How would I solve this?
$\sin^2(\theta) + \cos(\theta) =1$ and $0 < \theta < \pi$
$\cos^2(\theta)= 1- \sin^2(\theta)$.
Now what? In the first or second quadrant the cos can be positive or negative oh wait but cos can't be negative because it's not being squared right?
Idk help please?
We have
$$\sin^2(\theta)+\cos(\theta)-1=0$$
which is equivalent to
$$\cos(\theta)(1-\cos(\theta))=0$$
So, solutions are either $\cos(\theta)=0$ or $\cos(\theta)=1$. With $\theta\in (0,\pi)$, the solutions is $\theta =\pi/2$.
Suppose $\sin^2 \theta +\cos \theta =1$ for $0<\theta<\pi$ (I can not physically do degrees)

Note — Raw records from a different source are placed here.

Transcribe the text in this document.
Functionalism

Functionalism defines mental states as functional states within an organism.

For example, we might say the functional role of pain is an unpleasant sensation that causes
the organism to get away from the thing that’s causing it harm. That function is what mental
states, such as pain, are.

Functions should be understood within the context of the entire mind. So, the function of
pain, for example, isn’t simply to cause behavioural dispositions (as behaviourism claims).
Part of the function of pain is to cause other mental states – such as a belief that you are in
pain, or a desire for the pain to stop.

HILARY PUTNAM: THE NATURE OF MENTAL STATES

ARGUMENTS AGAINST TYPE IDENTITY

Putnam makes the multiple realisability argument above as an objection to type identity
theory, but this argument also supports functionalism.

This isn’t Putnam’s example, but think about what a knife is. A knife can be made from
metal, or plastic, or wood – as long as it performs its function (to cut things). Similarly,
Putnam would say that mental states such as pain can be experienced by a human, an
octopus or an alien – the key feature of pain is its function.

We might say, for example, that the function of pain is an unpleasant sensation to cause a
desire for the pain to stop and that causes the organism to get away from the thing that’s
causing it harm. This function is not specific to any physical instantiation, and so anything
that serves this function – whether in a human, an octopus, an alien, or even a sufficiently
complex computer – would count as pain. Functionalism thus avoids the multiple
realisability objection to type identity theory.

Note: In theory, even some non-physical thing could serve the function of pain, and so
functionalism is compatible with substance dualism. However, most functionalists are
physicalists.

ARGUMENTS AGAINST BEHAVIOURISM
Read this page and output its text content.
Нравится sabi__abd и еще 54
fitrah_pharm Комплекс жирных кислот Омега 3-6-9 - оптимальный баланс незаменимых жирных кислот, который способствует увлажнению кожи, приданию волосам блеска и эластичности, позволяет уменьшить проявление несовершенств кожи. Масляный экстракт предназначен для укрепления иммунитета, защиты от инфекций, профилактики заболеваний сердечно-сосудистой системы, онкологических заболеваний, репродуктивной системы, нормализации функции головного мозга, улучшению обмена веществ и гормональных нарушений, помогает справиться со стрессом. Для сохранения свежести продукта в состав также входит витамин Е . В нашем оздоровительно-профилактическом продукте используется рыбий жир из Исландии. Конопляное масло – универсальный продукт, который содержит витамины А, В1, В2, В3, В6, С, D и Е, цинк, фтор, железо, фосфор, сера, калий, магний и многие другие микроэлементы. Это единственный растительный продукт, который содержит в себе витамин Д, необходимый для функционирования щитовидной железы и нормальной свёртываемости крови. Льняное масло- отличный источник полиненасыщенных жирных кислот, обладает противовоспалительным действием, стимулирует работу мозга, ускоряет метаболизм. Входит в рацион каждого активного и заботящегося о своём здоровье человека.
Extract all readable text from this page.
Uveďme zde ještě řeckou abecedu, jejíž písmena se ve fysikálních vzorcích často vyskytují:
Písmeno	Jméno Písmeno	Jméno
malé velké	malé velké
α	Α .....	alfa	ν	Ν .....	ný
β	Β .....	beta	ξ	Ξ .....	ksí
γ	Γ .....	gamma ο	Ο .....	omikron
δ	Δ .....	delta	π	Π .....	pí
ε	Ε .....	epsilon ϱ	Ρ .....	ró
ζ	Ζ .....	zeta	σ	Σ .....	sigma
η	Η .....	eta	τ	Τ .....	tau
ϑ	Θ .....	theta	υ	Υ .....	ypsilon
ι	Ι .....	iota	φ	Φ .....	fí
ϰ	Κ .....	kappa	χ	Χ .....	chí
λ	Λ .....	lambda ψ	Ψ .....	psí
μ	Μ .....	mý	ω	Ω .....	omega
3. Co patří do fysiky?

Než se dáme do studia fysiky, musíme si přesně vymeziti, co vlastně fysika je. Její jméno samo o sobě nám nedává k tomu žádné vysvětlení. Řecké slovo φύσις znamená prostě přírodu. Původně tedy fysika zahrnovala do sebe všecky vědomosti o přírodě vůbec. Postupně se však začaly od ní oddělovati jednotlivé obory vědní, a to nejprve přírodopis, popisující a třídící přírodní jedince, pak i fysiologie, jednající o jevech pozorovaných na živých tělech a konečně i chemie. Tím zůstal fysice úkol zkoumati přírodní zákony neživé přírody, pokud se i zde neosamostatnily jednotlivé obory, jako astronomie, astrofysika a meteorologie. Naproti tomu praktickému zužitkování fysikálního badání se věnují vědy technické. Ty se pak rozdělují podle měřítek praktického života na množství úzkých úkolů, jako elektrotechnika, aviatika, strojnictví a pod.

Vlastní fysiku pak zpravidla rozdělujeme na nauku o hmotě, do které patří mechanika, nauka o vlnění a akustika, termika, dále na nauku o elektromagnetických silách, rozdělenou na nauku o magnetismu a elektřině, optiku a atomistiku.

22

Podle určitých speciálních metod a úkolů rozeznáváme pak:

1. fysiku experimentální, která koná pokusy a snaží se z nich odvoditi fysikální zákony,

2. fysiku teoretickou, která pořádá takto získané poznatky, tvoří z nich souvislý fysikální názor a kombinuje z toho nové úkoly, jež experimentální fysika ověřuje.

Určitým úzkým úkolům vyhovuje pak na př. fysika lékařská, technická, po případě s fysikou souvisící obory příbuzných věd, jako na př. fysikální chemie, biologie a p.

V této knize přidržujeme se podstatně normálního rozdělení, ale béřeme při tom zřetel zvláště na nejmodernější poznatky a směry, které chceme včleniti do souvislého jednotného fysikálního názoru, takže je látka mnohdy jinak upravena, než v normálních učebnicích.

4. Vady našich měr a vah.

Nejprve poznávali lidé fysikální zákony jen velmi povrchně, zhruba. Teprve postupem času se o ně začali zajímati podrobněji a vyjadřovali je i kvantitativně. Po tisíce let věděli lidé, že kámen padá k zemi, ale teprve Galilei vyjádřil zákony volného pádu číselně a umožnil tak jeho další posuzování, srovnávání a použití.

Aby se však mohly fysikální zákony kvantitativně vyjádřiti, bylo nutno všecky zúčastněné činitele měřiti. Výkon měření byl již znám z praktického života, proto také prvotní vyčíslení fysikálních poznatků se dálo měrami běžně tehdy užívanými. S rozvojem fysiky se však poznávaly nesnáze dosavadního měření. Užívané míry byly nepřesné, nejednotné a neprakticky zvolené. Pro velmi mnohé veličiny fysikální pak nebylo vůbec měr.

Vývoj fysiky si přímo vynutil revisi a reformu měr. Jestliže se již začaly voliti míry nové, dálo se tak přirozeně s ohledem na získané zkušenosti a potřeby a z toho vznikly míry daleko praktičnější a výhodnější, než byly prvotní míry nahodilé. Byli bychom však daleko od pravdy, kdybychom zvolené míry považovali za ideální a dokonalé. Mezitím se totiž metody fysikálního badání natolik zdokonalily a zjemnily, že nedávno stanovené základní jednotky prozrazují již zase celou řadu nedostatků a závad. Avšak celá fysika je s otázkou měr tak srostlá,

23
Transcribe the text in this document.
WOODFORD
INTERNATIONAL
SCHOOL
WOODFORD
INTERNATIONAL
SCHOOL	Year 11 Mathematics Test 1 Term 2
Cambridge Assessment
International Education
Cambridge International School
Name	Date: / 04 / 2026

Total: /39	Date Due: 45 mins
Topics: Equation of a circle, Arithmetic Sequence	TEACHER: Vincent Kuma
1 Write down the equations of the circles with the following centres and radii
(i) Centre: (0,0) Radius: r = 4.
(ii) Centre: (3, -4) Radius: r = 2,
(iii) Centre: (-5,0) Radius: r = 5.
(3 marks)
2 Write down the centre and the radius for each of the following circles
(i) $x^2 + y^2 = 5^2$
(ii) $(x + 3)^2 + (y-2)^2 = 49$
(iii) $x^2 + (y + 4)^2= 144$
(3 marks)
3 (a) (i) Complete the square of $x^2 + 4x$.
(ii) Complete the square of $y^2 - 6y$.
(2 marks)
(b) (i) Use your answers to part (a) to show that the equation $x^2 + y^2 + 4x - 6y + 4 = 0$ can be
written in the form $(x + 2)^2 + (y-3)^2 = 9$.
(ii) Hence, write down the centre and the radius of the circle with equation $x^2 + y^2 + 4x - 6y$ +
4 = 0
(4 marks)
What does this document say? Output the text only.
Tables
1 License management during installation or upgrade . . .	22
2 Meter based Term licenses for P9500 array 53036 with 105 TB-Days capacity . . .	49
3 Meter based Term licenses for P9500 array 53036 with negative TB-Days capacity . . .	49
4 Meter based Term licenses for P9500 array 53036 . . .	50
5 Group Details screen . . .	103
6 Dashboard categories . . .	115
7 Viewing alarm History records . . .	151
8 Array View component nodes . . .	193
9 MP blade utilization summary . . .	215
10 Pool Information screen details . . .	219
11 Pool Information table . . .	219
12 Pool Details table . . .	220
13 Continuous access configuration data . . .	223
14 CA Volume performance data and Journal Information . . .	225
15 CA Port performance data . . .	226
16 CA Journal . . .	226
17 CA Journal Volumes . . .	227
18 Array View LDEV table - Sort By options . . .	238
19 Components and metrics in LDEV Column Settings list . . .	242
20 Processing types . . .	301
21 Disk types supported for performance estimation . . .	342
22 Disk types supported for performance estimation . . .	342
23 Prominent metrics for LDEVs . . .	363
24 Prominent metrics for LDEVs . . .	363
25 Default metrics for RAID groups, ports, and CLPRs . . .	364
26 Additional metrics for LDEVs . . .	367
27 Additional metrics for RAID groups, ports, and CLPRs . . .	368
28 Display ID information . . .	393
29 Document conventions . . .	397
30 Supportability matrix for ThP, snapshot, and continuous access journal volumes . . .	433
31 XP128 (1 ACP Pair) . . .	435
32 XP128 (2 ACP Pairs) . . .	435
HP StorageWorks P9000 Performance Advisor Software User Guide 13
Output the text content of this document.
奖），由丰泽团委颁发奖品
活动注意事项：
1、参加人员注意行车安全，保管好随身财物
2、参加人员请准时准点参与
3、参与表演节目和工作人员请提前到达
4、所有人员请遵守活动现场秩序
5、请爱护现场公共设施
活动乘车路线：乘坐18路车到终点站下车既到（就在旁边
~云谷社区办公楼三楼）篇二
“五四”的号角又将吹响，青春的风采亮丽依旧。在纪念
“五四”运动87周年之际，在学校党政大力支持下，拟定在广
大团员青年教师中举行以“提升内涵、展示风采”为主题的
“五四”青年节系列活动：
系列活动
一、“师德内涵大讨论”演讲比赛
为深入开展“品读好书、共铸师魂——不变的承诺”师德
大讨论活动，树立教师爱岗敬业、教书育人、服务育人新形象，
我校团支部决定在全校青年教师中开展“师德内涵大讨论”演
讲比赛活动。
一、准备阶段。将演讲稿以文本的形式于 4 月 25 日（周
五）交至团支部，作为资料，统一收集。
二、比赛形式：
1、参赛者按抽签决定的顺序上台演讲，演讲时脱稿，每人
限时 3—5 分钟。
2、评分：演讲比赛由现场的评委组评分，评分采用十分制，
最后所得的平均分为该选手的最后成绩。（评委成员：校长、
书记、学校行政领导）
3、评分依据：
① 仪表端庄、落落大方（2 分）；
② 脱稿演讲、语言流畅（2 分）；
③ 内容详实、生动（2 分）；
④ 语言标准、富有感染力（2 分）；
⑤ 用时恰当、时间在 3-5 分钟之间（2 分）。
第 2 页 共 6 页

Thus $$ \cos\theta=1-\sin^2\theta $$ we know from our identity $\sin^2x+\cos^2 x=1$ so we get
$$ \cos \theta=\cos^2 \theta $$ so when $\theta=\frac{\pi}{2}$ then we get $0=0$ else we divide by $\cos \theta$. $$ 1=\cos \theta $$ so $$ \theta=Arccos(1) $$ So then calculate what values of $\theta$ are $1$.